Regression Logistic

julio_marcos5 · March 5, 2021, 6:12pm

Guys

I’m a beginner and would like some help. I’m trying to reproduce the code below from python in Knime
but the results of train accuracy, dev accuracy, test accuracy and confusion matrix in logistic regression are not correct

Phyton country calling code

–Smote
col = ‘Category’
data = sample_data(df, col)

—Randomly distribute data into training, testing and validation classes. We use 60-20-20 distribution
un_training_x, training_y, un_testing_x, testing_y, un_validation_x, validation_y = split_random(data, percent_train=6
—Lets normalize our X data
training_x, testing_x, validation_x = normalize_data(un_training_x, un_testing_x, un_validation_x)
We can print the X data, to be sure that we have the normalized data in the range of -1 to 1
print(“X:”)
print_normalized_data(training_x, testing_x, validation_x)
print(“")
—Lets print the Y class, to be sure that we have a mix of positive and negative class
print(“Y”)
print_normalized_data(training_y, testing_y, validation_y)
print("”)

Logistic Regression
clf = sklearn.linear_model.LogisticRegressionCV(penalty=‘l2’, solver=‘lbfgs’,
print(clf.fit(training_x.T, training_y.T.reshape(training_x.shape[1],)))

LogisticRegressionCV(Cs=10, class_weight=None, cv=None, dual=False,
fit_intercept=True, intercept_scaling=1.0, max_iter=1000,
multi_class=‘ovr’, n_jobs=1, penalty=‘l2’, random_state=None,
refit=True, scoring=None, solver=‘lbfgs’, tol=0.0001,
verbose=1.0)

cc_dic = {}
cc_dic = analyze_results(training_x, training_y, validation_x, validation_y, testing_x, testing_y, “lr_sklearn”, None, clf, acc_dic)

Train accuracy: 96.61319073083779
Dev accuracy: 87.76595744680851
Test accuracy: 96.79144385026738
Confusion matrix of Testing Data:
[[86 5]
[ 1 95]]

Knime representation

elsamuel · March 5, 2021, 6:37pm

What does that mean exactly?

julio_marcos5 · March 5, 2021, 6:51pm

Python
Train accuracy: 96.61319073083779
Dev accuracy: 87.76595744680851
Test accuracy: 96.79144385026738
Confusion matrix of Testing Data:
[[86 5]
[ 1 95]]

knime

Train accuracy: I couldn’t reproduce
Dev accuracy: 88,8
Test accuracy: 94,7
Confusion matrix of Testing Data:
[[88 5]
[ 5 89]]

elsamuel · March 5, 2021, 7:22pm

Can you confirm that your train/dev/test splits result in 100% identical subdatasets in your Python and KNIME implementations?

julio_marcos5 · March 5, 2021, 9:52pm

Yes the amount is exactly the same for training, testing and dev. Would there be another way to do the split?

Thanks

elsamuel · March 5, 2021, 10:23pm

From a high level, the way I see it, this could be an issue with the configuration of the learner or predictor nodes, or it could be an issue with the data going into those nodes.

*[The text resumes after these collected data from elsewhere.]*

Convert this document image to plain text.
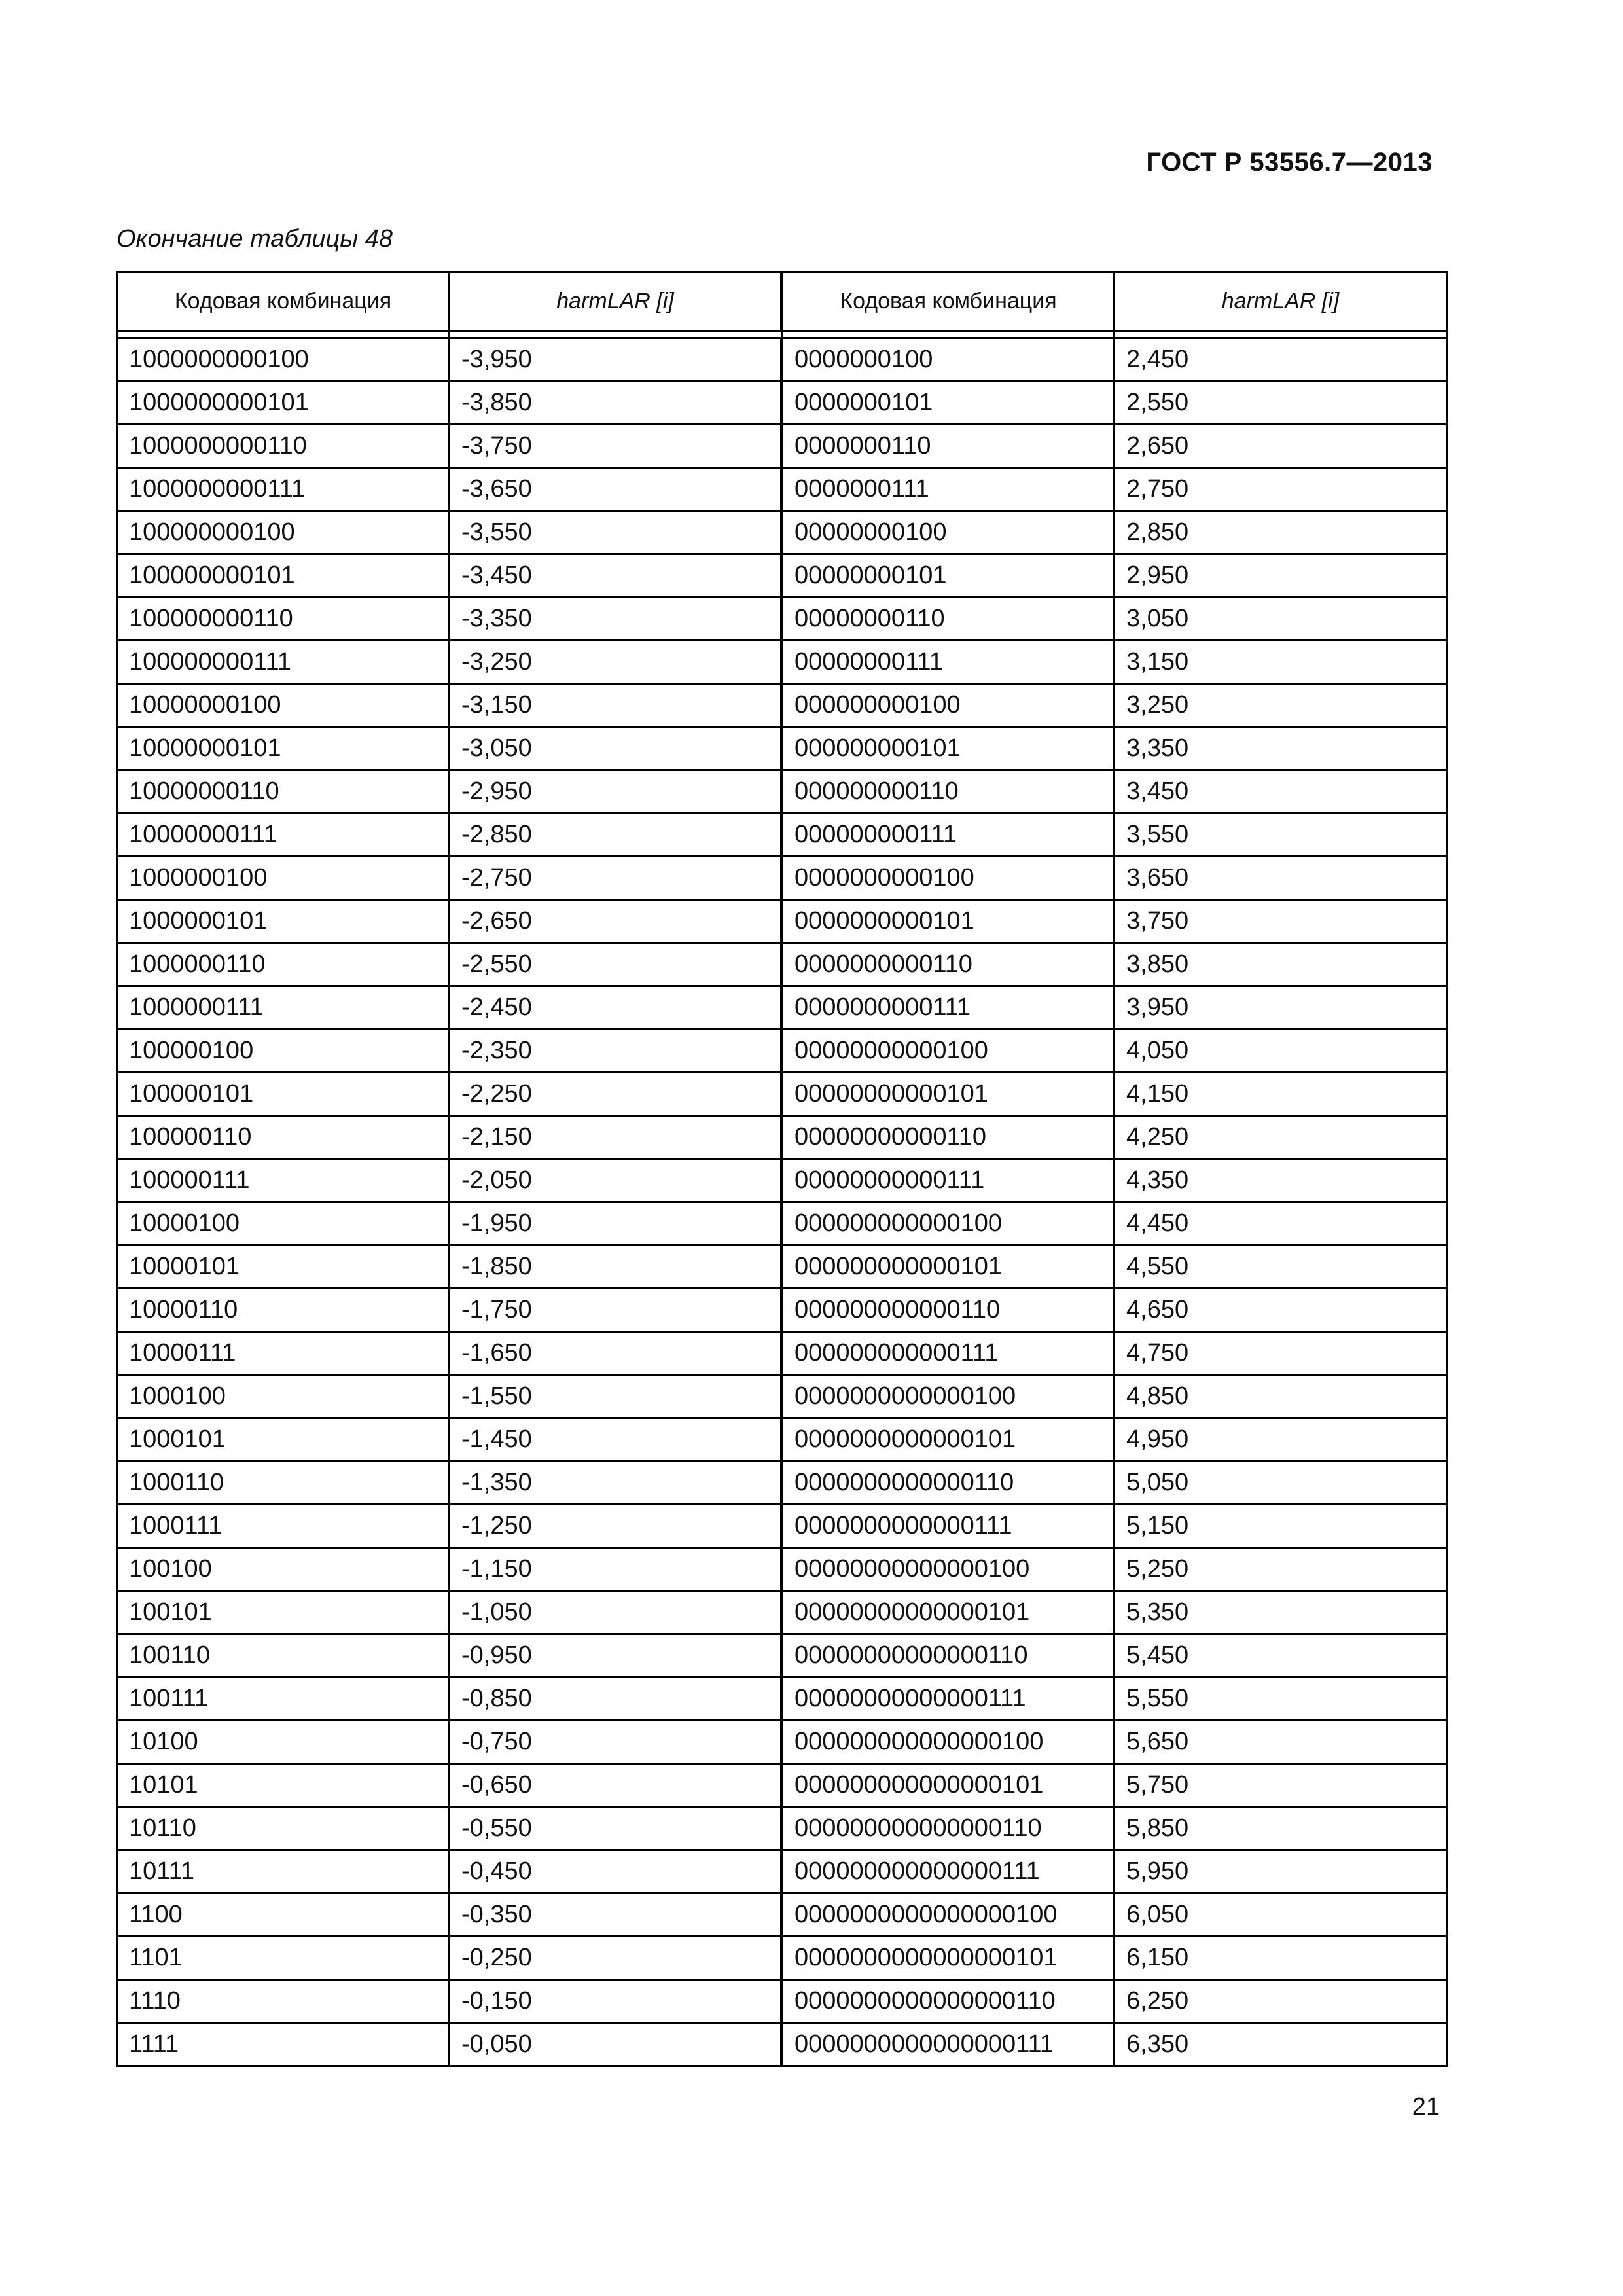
ГОСТ Р 53556.7—2013
Окончание таблицы 48
Кодовая комбинация	harmLAR [i]	Кодовая комбинация	harmLAR [i]

1000000000100	-3,950	0000000100	2,450
1000000000101	-3,850	0000000101	2,550
1000000000110	-3,750	0000000110	2,650
1000000000111	-3,650	0000000111	2,750
100000000100	-3,550	00000000100	2,850
100000000101	-3,450	00000000101	2,950
100000000110	-3,350	00000000110	3,050
100000000111	-3,250	00000000111	3,150
10000000100	-3,150	000000000100	3,250
10000000101	-3,050	000000000101	3,350
10000000110	-2,950	000000000110	3,450
10000000111	-2,850	000000000111	3,550
1000000100	-2,750	0000000000100	3,650
1000000101	-2,650	0000000000101	3,750
1000000110	-2,550	0000000000110	3,850
1000000111	-2,450	0000000000111	3,950
100000100	-2,350	00000000000100	4,050
100000101	-2,250	00000000000101	4,150
100000110	-2,150	00000000000110	4,250
100000111	-2,050	00000000000111	4,350
10000100	-1,950	000000000000100	4,450
10000101	-1,850	000000000000101	4,550
10000110	-1,750	000000000000110	4,650
10000111	-1,650	000000000000111	4,750
1000100	-1,550	0000000000000100	4,850
1000101	-1,450	0000000000000101	4,950
1000110	-1,350	0000000000000110	5,050
1000111	-1,250	0000000000000111	5,150
100100	-1,150	00000000000000100	5,250
100101	-1,050	00000000000000101	5,350
100110	-0,950	00000000000000110	5,450
100111	-0,850	00000000000000111	5,550
10100	-0,750	000000000000000100	5,650
10101	-0,650	000000000000000101	5,750
10110	-0,550	000000000000000110	5,850
10111	-0,450	000000000000000111	5,950
1100	-0,350	0000000000000000100	6,050
1101	-0,250	0000000000000000101	6,150
1110	-0,150	0000000000000000110	6,250
1111	-0,050	0000000000000000111	6,350
21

My initial hypothesis is that the underlying data is the issue, and my previous question was an attempt to get information from you to disprove that hypothesis.

I’ll rephrase the question I asked previously. Have you inspected the data in the training set produced by KNIME and confirmed that it’s exactly the same as the data in the training set produced by the Python script? Have you done the same exercise for the dev and test sets?

If the datasets are not the same, the nodes for data processing prior to the regression nodes can be investigated further to ensure that they exactly reproduce the Python datasets.

If the datasets are the same, then the problem is elsewhere. If this is the case, I’d confirm by taking the train/dev/test data from the Python implementation and running them through the learner nodes to see what the end result is. Then the learner and regression nodes can be tweaked.

Additionally, I’d be interested in knowing just how closely you need the results from the KNIME and Python approaches to match.

julio_marcos5 · March 5, 2021, 11:11pm

I did not perform these tests because split_random is used but I will use your idea.

I would like to get as close as possible because I am reproducing a paper.

Daniel_Weikert · March 6, 2021, 11:30am

Think @elsamuel is correct.
There could be a lot of differences.
E.g. the random seed used leads to different samples in training and testing even though you have 80/20 split in both the elements would be completely different.
Beside this the configuration of the algorithm could be different as there are a lot of settings you would need to check all predefined settings in sklearn and see whether the are the same in Knime

julio_marcos5 · March 6, 2021, 12:12pm

I agree with you there can be a lot of difference. So I start to think that it will be very difficult to reproduce some papers developed in python on Knime.
I will continue studying this paper on Knime and I will help with the forum

system · September 5, 2021, 12:13am

This topic was automatically closed 182 days after the last reply. New replies are no longer allowed.